SMS text messages for deliveries, appointments, money off offers are now commonplace. 5 years ago, we didn’t get reminders for dentist appointments, we remembered (or forgot) them. Why do we need them today? Have you ever thought why the organisations send out reminders? It is mainly for money, people who miss appointments cost money. A test message costs nothing compared to a missed appointment.
Everyone is after money saving tips, 2 for 1 deal, discount codes, but being constantly bombarded with offers is noise we can ignore. But do we? Each time our phone vibrates or plays a tune, we look at it. We all do it.
Social media takes up a lot of our time in already busy schedules, some people escape to Facebook to look at funny videos, catch up with friends or just to spend a few minutes whilst waiting for something else to happen (catching a train for instance).
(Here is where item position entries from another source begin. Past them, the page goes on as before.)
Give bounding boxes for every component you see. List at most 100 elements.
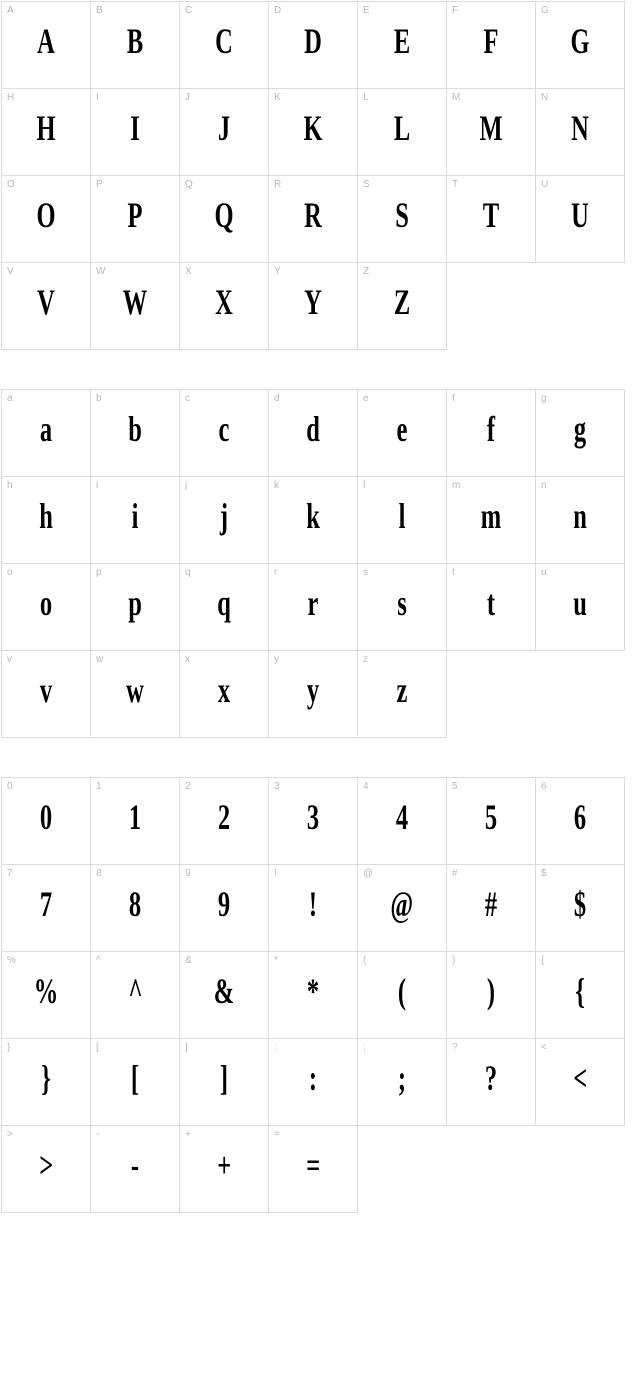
glyph-display: u <box>573 585 587 621</box>
key-label: k <box>274 480 279 491</box>
glyph-cell: QQ <box>179 175 269 263</box>
glyph-cell: gg <box>535 389 625 477</box>
glyph-cell: vv <box>1 650 91 738</box>
key-label: O <box>7 179 15 190</box>
glyph-display: v <box>40 672 52 708</box>
glyph-display: w <box>126 672 144 708</box>
key-label: } <box>7 1042 10 1053</box>
key-label: c <box>185 393 190 404</box>
glyph-display: R <box>304 197 322 233</box>
glyph-display: J <box>218 110 230 146</box>
glyph-display: ^ <box>128 973 142 1009</box>
key-label: ^ <box>96 955 101 966</box>
glyph-display: Q <box>214 197 233 233</box>
glyph-cell: 77 <box>1 864 91 952</box>
glyph-cell: ++ <box>179 1125 269 1213</box>
glyph-cell: :: <box>268 1038 358 1126</box>
key-label: F <box>452 5 458 16</box>
glyph-cell: >> <box>1 1125 91 1213</box>
glyph-display: g <box>574 411 586 447</box>
glyph-cell: $$ <box>535 864 625 952</box>
glyph-display: U <box>571 197 589 233</box>
key-label: > <box>7 1129 13 1140</box>
glyph-cell: @@ <box>357 864 447 952</box>
key-label: * <box>274 955 278 966</box>
glyph-display: y <box>307 672 319 708</box>
glyph-row: 778899!!@@##$$ <box>2 865 640 952</box>
glyph-display: k <box>306 498 320 534</box>
glyph-display: < <box>573 1060 587 1096</box>
glyph-cell: NN <box>535 88 625 176</box>
key-label: t <box>452 567 455 578</box>
key-label: b <box>96 393 102 404</box>
key-label: g <box>541 393 547 404</box>
glyph-display: n <box>573 498 587 534</box>
key-label: $ <box>541 868 547 879</box>
glyph-display: I <box>130 110 140 146</box>
glyph-display: [ <box>131 1060 139 1096</box>
key-label: v <box>7 654 12 665</box>
key-label: & <box>185 955 192 966</box>
glyph-display: ? <box>485 1060 497 1096</box>
key-label: s <box>363 567 368 578</box>
glyph-display: K <box>303 110 322 146</box>
glyph-display: 9 <box>218 886 230 922</box>
key-label: D <box>274 5 281 16</box>
glyph-cell: ii <box>90 476 180 564</box>
glyph-display: r <box>308 585 319 621</box>
section-numbers-symbols: 00112233445566778899!!@@##$$%%^^&&**(())… <box>2 778 640 1213</box>
glyph-cell: }} <box>1 1038 91 1126</box>
glyph-row: HHIIJJKKLLMMNN <box>2 89 640 176</box>
glyph-cell: TT <box>446 175 536 263</box>
glyph-display: 8 <box>129 886 141 922</box>
key-label: Z <box>363 266 369 277</box>
key-label: ? <box>452 1042 458 1053</box>
glyph-display: S <box>395 197 409 233</box>
glyph-cell: )) <box>446 951 536 1039</box>
key-label: # <box>452 868 458 879</box>
glyph-cell: VV <box>1 262 91 350</box>
glyph-cell: PP <box>90 175 180 263</box>
key-label: ] <box>185 1042 188 1053</box>
glyph-cell: ZZ <box>357 262 447 350</box>
key-label: = <box>274 1129 280 1140</box>
empty-cell <box>535 650 625 738</box>
key-label: C <box>185 5 192 16</box>
glyph-cell: << <box>535 1038 625 1126</box>
glyph-cell: MM <box>446 88 536 176</box>
key-label: N <box>541 92 548 103</box>
glyph-display: ( <box>398 973 406 1009</box>
glyph-cell: ww <box>90 650 180 738</box>
glyph-display: z <box>397 672 408 708</box>
glyph-display: D <box>304 23 322 59</box>
glyph-cell: !! <box>268 864 358 952</box>
key-label: 9 <box>185 868 191 879</box>
key-label: J <box>185 92 190 103</box>
glyph-display: Z <box>394 284 410 320</box>
key-label: V <box>7 266 14 277</box>
glyph-cell: ** <box>268 951 358 1039</box>
glyph-cell: AA <box>1 1 91 89</box>
key-label: + <box>185 1129 191 1140</box>
glyph-row: 00112233445566 <box>2 778 640 865</box>
key-label: T <box>452 179 458 190</box>
glyph-display: q <box>217 585 231 621</box>
glyph-display: : <box>309 1060 317 1096</box>
glyph-cell: oo <box>1 563 91 651</box>
glyph-cell: ?? <box>446 1038 536 1126</box>
empty-cell <box>446 1125 536 1213</box>
key-label: d <box>274 393 280 404</box>
glyph-cell: qq <box>179 563 269 651</box>
key-label: @ <box>363 868 373 879</box>
glyph-display: X <box>215 284 233 320</box>
key-label: q <box>185 567 191 578</box>
glyph-display: f <box>487 411 495 447</box>
glyph-display: j <box>220 498 228 534</box>
key-label: I <box>96 92 99 103</box>
glyph-display: 7 <box>40 886 52 922</box>
glyph-cell: EE <box>357 1 447 89</box>
key-label: X <box>185 266 192 277</box>
key-label: p <box>96 567 102 578</box>
glyph-cell: 88 <box>90 864 180 952</box>
key-label: K <box>274 92 281 103</box>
Just how much information that we look at in those few minutes is important to us? Adverts telling us that the latest multi-purpose cleaner will transform our lives, with comments that we look at and believe, even though we have no idea who the people are.
If someone came up to you in the street and said, you have to buy this kitchen cleaner, it is the best product ever made and would not move out of the way and you purposely had to move around them, you would be angry. Why was this stranger in my personal space trying to sell me something that I did not want? But then you go home, look at Social Media and think, that looks good, over 500 comments, I will buy that!
When purchasing items online, many people will read reviews on the product and will then decide based on the reviews. These reviews are from people who may never have used the product, been paid to review the product or automated systems, yet we trust the hearsay.
In a business environment, we trust hearsay when listening to colleagues. The most common is ‘They are a nightmare to work with. Good Luck’. You are now thinking that a member of your new team is a nightmare and you have taken on board the hearsay. Did you ever stop and think that the person who told you may be the nightmare, and that the person who you are about to manage maybe in need of support?
We are all conditioned as children by parents, teachers and friends. Supporting football or rugby clubs whose parents supported. Political affiliation, how we wear our clothes, haircuts. In order to ‘fit in’ we go with the hearsay; we follow the noise of the world. There are some that rebel due to the pressures imposed on them, but most follow.
If you analyse the amount of hearsay you receive in a week, you will be staggered. For instance, your sub-conscious will kick in when shopping. A new cleaning product has been advertised, your neighbour said it was good, so you buy it. Did you really need it? Why is it a necessity to buy it?
People are affected by hearsay at a young age. The child who was deemed as smelly in primary school may turn into a great leader, but to those who knew him at school, he will always be ‘Smelly Billy’. Hearsay conditions us, affects us every day and we must learn to stop listening to it, to make our own judgements on facts. When you talk to Billy as an adult, you find out that his Mum left and Dad was not good at washing his clothes, so his clothes often we dirty. This was not a fault of Billy, but the circumstance he found himself in. After finding out this information, you now feel guilty for listening to the hearsay.
Too often, our decision making is clouded by hearsay, we use the noise to make decisions, these are not necessarily the wrong decision, but hearsay always plays a part in the decision.
We can turn off the hearsay, put down the mobile phone, switch off the news feeds, the alerts. Before the smart phone, we lived our lives with less hearsay, our information feeds were a lot less, we did not have instant communication, instant alerts. Was the world a better place? We will leave that for you to decide.